Mazarky estimated as many as half of the sex offenders in Hall County are unemployed.

Most employers of low-skill labor in Gainesville are within 1,000 feet of a church or park.

"There were only one or two places in the city limits where they would not be violation," Mazarky said. "Now with the new law, I would imagine more people will try to get work."

In Gainesville, the Georgiana Motel on Atlanta Highway is the only pay-by-the week motel that was not within 1,000 feet of a restricted area. Currently, eight registered sex offenders live there. One person moved out of the motel after the law took effect, Mazarky said.

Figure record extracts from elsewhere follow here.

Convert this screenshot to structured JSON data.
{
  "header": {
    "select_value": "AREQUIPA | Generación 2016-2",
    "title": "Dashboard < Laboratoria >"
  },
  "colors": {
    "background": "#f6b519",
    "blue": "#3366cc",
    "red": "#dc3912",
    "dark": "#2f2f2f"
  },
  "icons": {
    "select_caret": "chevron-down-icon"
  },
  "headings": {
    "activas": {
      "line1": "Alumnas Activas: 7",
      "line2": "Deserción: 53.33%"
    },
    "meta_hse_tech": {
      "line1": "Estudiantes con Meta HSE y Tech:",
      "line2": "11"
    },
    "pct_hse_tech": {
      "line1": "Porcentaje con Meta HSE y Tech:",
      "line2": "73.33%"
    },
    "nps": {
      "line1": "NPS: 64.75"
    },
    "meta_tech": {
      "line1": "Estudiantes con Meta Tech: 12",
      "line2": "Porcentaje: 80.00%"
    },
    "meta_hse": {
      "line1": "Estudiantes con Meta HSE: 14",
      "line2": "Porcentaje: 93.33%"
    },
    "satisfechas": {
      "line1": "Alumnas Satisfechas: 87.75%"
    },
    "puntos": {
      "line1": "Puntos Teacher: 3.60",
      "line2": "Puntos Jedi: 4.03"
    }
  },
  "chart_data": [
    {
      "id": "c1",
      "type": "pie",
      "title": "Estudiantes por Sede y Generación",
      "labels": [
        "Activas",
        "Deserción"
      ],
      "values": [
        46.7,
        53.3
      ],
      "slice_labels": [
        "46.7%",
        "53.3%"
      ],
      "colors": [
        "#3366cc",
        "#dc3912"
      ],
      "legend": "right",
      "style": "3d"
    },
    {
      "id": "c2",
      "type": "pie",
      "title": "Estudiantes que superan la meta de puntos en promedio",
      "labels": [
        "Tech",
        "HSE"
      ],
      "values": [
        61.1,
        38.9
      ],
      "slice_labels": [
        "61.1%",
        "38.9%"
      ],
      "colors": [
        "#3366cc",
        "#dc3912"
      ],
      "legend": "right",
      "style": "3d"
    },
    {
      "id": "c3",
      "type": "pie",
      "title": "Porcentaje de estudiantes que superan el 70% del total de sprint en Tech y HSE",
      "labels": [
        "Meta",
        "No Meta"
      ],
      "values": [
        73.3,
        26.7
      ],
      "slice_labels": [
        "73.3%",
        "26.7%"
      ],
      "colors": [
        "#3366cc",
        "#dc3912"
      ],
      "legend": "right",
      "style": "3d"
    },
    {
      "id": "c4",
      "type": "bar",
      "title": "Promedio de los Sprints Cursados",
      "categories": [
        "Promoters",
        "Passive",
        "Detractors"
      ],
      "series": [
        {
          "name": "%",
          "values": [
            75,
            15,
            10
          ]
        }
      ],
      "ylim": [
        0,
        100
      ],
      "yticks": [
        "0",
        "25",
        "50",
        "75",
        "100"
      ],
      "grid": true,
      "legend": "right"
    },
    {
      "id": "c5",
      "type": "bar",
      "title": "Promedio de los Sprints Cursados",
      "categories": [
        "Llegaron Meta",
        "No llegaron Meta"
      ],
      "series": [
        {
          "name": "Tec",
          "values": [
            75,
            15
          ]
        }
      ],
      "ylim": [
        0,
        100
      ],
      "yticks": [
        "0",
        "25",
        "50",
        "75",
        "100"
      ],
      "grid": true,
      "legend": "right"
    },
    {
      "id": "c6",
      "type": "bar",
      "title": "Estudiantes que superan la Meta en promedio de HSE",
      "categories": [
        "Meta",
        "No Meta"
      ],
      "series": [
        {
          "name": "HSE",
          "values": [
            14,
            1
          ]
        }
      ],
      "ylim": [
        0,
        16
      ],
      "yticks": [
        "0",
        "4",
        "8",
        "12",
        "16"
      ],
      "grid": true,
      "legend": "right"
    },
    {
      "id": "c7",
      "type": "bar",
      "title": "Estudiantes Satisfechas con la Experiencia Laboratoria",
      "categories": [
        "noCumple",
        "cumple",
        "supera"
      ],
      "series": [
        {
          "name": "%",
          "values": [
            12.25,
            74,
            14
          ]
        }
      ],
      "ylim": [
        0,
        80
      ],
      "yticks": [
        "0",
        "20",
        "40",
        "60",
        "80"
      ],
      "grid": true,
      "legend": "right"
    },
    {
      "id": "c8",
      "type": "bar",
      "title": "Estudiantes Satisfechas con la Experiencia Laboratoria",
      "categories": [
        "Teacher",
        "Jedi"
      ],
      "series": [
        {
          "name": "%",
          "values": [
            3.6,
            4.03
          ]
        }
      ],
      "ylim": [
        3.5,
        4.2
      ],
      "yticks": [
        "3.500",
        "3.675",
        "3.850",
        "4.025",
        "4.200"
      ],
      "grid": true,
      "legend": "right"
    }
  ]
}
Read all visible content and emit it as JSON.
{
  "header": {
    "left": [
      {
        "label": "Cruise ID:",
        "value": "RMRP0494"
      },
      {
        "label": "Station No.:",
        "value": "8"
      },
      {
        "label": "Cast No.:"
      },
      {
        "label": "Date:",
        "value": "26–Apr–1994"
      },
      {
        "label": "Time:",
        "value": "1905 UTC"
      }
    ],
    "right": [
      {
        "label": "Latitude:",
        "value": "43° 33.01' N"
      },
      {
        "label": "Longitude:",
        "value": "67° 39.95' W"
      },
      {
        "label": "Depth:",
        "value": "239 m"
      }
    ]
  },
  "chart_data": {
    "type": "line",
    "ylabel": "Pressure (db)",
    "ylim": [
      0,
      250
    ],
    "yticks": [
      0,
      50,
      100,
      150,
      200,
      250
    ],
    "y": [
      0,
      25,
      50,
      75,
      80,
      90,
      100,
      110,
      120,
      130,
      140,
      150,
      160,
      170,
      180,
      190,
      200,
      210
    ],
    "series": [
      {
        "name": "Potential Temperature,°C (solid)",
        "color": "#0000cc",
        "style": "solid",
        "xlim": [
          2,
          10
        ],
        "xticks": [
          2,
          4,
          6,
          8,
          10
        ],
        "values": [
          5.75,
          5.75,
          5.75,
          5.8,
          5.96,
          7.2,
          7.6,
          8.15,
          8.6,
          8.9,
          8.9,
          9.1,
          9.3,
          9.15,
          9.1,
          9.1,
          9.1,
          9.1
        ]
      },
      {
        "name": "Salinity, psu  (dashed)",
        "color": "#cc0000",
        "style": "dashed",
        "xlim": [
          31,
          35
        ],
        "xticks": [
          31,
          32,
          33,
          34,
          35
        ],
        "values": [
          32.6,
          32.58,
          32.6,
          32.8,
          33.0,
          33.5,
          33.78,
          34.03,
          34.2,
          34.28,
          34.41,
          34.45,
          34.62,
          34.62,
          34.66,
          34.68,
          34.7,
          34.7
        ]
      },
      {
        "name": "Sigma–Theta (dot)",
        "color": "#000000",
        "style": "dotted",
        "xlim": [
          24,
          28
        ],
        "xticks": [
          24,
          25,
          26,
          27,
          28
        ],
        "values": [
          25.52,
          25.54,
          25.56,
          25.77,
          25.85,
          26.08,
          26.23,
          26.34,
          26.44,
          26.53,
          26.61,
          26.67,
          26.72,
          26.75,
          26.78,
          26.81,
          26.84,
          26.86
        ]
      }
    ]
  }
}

Larry Duttweiler, an attorney with the Northeastern Circuit Public Defender's Office, said he believes the change in the law could make the most difference in the living arrangements for sex offenders, several of whom could not live with their relatives after being released from prison because of the 1,000 feet restriction.

Duttweiler said sex offenders may find it hard getting work whether or not they are restricted from being near a playground or church.

"I don't know if it will change much with working," Duttweiler said. "It will change more with living, with people finally coming back home."

Forsyth County Sheriff's Investigator Cynthia Thacker said of the county's 82 sex offenders, "just a couple have taken advantage of the new law to move somewhere else."